November 30th – Telford, early in the rain. Not quite fully light. The skeletal, brutalist 80s footbridge and covered walkway at the station is like some strange portal. Ghosts of people, further away than you think; exaggerated perspective and peculiarly yellow lighting.

An otherworldly, slightly unsettling place.

November 30th – New Street again, but early morning feelings rather than late night ones. Seven in the morning, steady rain, not yet clear of the night before.

Something about the light, machinery, wet urban surfaces, overhead wires and signals spoke quietly of urban strength, reassurance, safety, control. Alpha Tower in the distance stood as a fixing to location.

My feelings towards this place are ambivalent these days. But this morning, on the darkest and most miserable of days, something beautiful happened and it took my breath away.

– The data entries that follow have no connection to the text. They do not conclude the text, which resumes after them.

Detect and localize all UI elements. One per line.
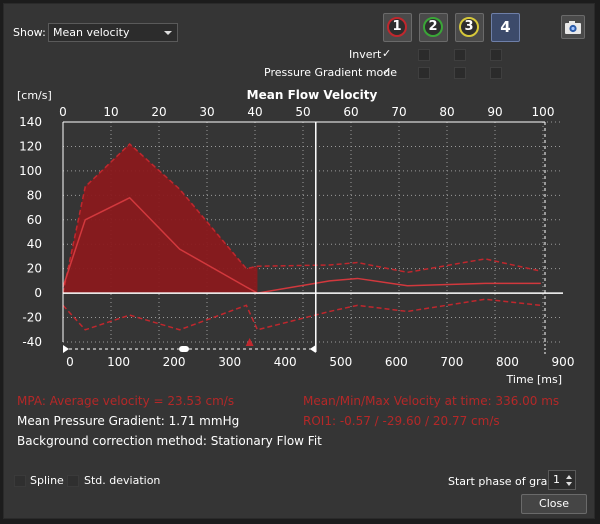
y-tick-label: 120 — [19, 139, 42, 153]
background-correction: Background correction method: Stationary… — [17, 434, 322, 448]
roi-button-2[interactable]: 2 — [419, 13, 448, 42]
screenshot-button[interactable] — [561, 15, 585, 39]
y-tick-label: 80 — [27, 188, 42, 202]
y-tick-label: 100 — [19, 164, 42, 178]
invert-roi2-checkbox[interactable] — [418, 49, 430, 61]
chart-xlabel: Time [ms] — [506, 373, 562, 386]
close-button[interactable]: Close — [521, 494, 587, 514]
chevron-up-icon[interactable] — [566, 475, 572, 479]
chart-ylabel: [cm/s] — [17, 89, 52, 102]
invert-roi4-checkbox[interactable] — [490, 49, 502, 61]
spline-label: Spline — [30, 474, 64, 487]
y-tick-label: -20 — [22, 311, 42, 325]
y-tick-label: 0 — [34, 286, 42, 300]
show-select-value: Mean velocity — [53, 26, 130, 39]
roi1-values: ROI1: -0.57 / -29.60 / 20.77 cm/s — [303, 414, 500, 428]
chart-series — [62, 142, 541, 331]
pressure-roi2-checkbox[interactable] — [418, 67, 430, 79]
chart-title: Mean Flow Velocity — [247, 88, 378, 102]
invert-label: Invert — [349, 48, 382, 61]
x-tick-label: 800 — [496, 355, 519, 369]
top-tick-label: 60 — [343, 105, 358, 119]
pressure-roi1-checkbox[interactable]: ✓ — [382, 65, 392, 78]
roi-label-2: 2 — [423, 17, 443, 37]
roi-button-4[interactable]: 4 — [491, 13, 520, 42]
x-tick-label: 400 — [274, 355, 297, 369]
x-tick-label: 300 — [218, 355, 241, 369]
y-tick-label: 140 — [19, 115, 42, 129]
top-tick-label: 80 — [439, 105, 454, 119]
top-tick-label: 40 — [247, 105, 262, 119]
pressure-roi3-checkbox[interactable] — [454, 67, 466, 79]
chart-grid — [62, 121, 563, 343]
series-fill-area — [63, 144, 258, 294]
x-tick-label: 500 — [329, 355, 352, 369]
x-tick-label: 700 — [440, 355, 463, 369]
series-min-line — [62, 298, 541, 331]
range-end-handle — [309, 345, 316, 353]
top-tick-label: 100 — [532, 105, 555, 119]
mpa-average-velocity: MPA: Average velocity = 23.53 cm/s — [17, 394, 235, 408]
chart-axes — [62, 121, 563, 355]
y-tick-label: 40 — [27, 237, 42, 251]
range-start-handle — [63, 345, 69, 353]
spline-checkbox[interactable] — [14, 475, 26, 487]
roi-button-1[interactable]: 1 — [383, 13, 412, 42]
y-tick-label: -40 — [22, 335, 42, 349]
camera-icon — [565, 21, 581, 34]
x-tick-label: 100 — [107, 355, 130, 369]
std-deviation-label: Std. deviation — [84, 474, 161, 487]
start-phase-value: 1 — [553, 473, 560, 486]
top-tick-label: 70 — [391, 105, 406, 119]
mean-pressure-gradient: Mean Pressure Gradient: 1.71 mmHg — [17, 414, 240, 428]
top-tick-label: 90 — [487, 105, 502, 119]
x-tick-label: 600 — [385, 355, 408, 369]
start-phase-label: Start phase of graph — [448, 475, 562, 488]
x-tick-label: 900 — [552, 355, 575, 369]
roi-label-4: 4 — [500, 18, 511, 36]
mean-min-max-velocity: Mean/Min/Max Velocity at time: 336.00 ms — [303, 394, 560, 408]
top-tick-label: 0 — [59, 105, 67, 119]
top-tick-label: 30 — [199, 105, 214, 119]
time-marker — [245, 338, 254, 346]
top-tick-label: 50 — [295, 105, 310, 119]
series-max-line — [62, 142, 541, 294]
chevron-down-icon[interactable] — [566, 482, 572, 486]
show-label: Show: — [13, 26, 46, 39]
show-select[interactable]: Mean velocity — [48, 23, 178, 42]
range-mid-handle — [179, 346, 189, 352]
roi-label-3: 3 — [459, 17, 479, 37]
roi-label-1: 1 — [387, 17, 407, 37]
pressure-roi4-checkbox[interactable] — [490, 67, 502, 79]
x-tick-label: 200 — [163, 355, 186, 369]
top-tick-label: 20 — [151, 105, 166, 119]
chevron-down-icon — [164, 31, 172, 35]
x-tick-label: 0 — [66, 355, 74, 369]
y-tick-label: 60 — [27, 213, 42, 227]
invert-roi1-checkbox[interactable]: ✓ — [382, 47, 392, 60]
pressure-gradient-label: Pressure Gradient mode — [264, 66, 398, 79]
invert-roi3-checkbox[interactable] — [454, 49, 466, 61]
start-phase-spinbox[interactable]: 1 — [548, 470, 576, 490]
roi-button-3[interactable]: 3 — [455, 13, 484, 42]
y-tick-label: 20 — [27, 262, 42, 276]
top-tick-label: 10 — [103, 105, 118, 119]
std-deviation-checkbox[interactable] — [67, 475, 79, 487]
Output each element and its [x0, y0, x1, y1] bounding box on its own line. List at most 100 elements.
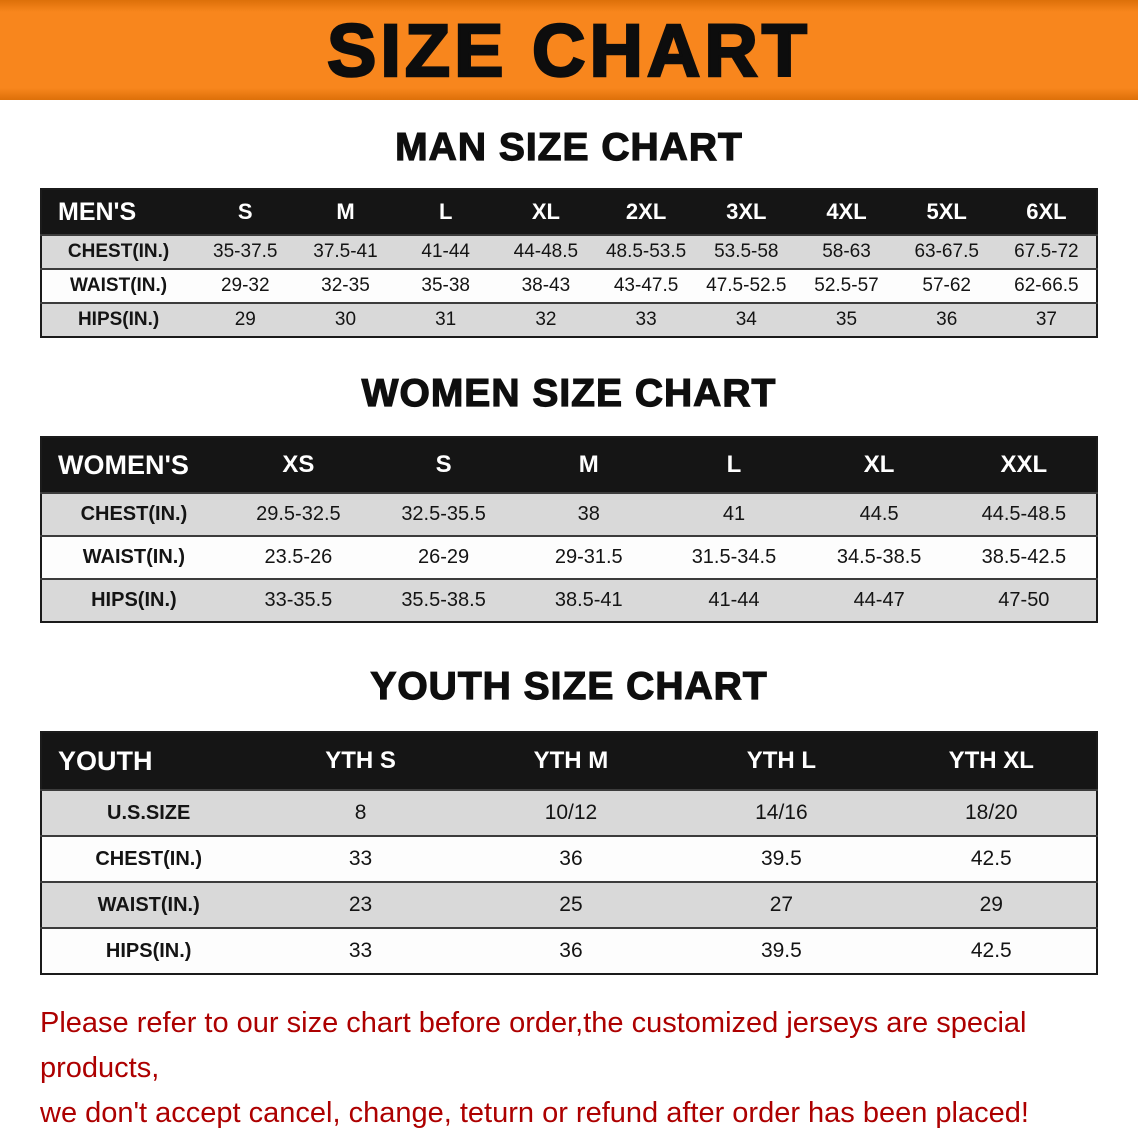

It’s what Birmingham does, and I suspect has always done.

November 29th – An early afternoon loop up to Chasewater of a warm but blowy day caught me in the rain once more. The canal was deserted and everything looked grey; Chasewater was little better. 

The wind was such that it drove groups of swans into the shallows over by the dam for shelter, and they didn’t look very happy about it; even the gulls loafed idly in the shallows.

I’m fed up of this weather. There has to be better spell on the horizon. This is grinding me down and making photography very hard!

November 28th – back in Brownhills later that afternoon, during a respite in the rain I headed to get some shopping in. On my way I noted that the lower meadow on Clayhanger Common was flooding and returning to it’s normal winter boggy state, which it’s designed to do. From the Pier Street bridge, I regarded the hardy, wind-buffeted canoeists with admiration.

For a couple of seasons, I wondered why so many craft had been motored at Silver Street at various times. It looks like there’s my answer – and now the Canal and River Trust have clocked that people are mooring here and are after money.

Let’s hope they use the proceeds to clear their marina up… it’s in a terrible state.

November 27th – In Telford, the skies westwards were foreboding, and eastwards more optimistic, but it was to be a terrible afternoon both in terms of work and the weather. The stark beauty of low sun and early winter cycleways was gorgeous, but the western sky wasn’t making idle threats and I would return home in a rainstorm, battling bad connections having had a terrible day.

Sometimes, the omens are not good from the start.

November 19th – At the other end of a crowded journey, the barren beauty of Walsall Station at night from Platform 1. Vaguely brutal 70s red brick architecture, vanishing points, extreme perspective, lights, hard surfaces and a little rain.

It’s that late night feelings thing again.

You can keep your Grand Central new New Street. I’d rather have this, any day of the week.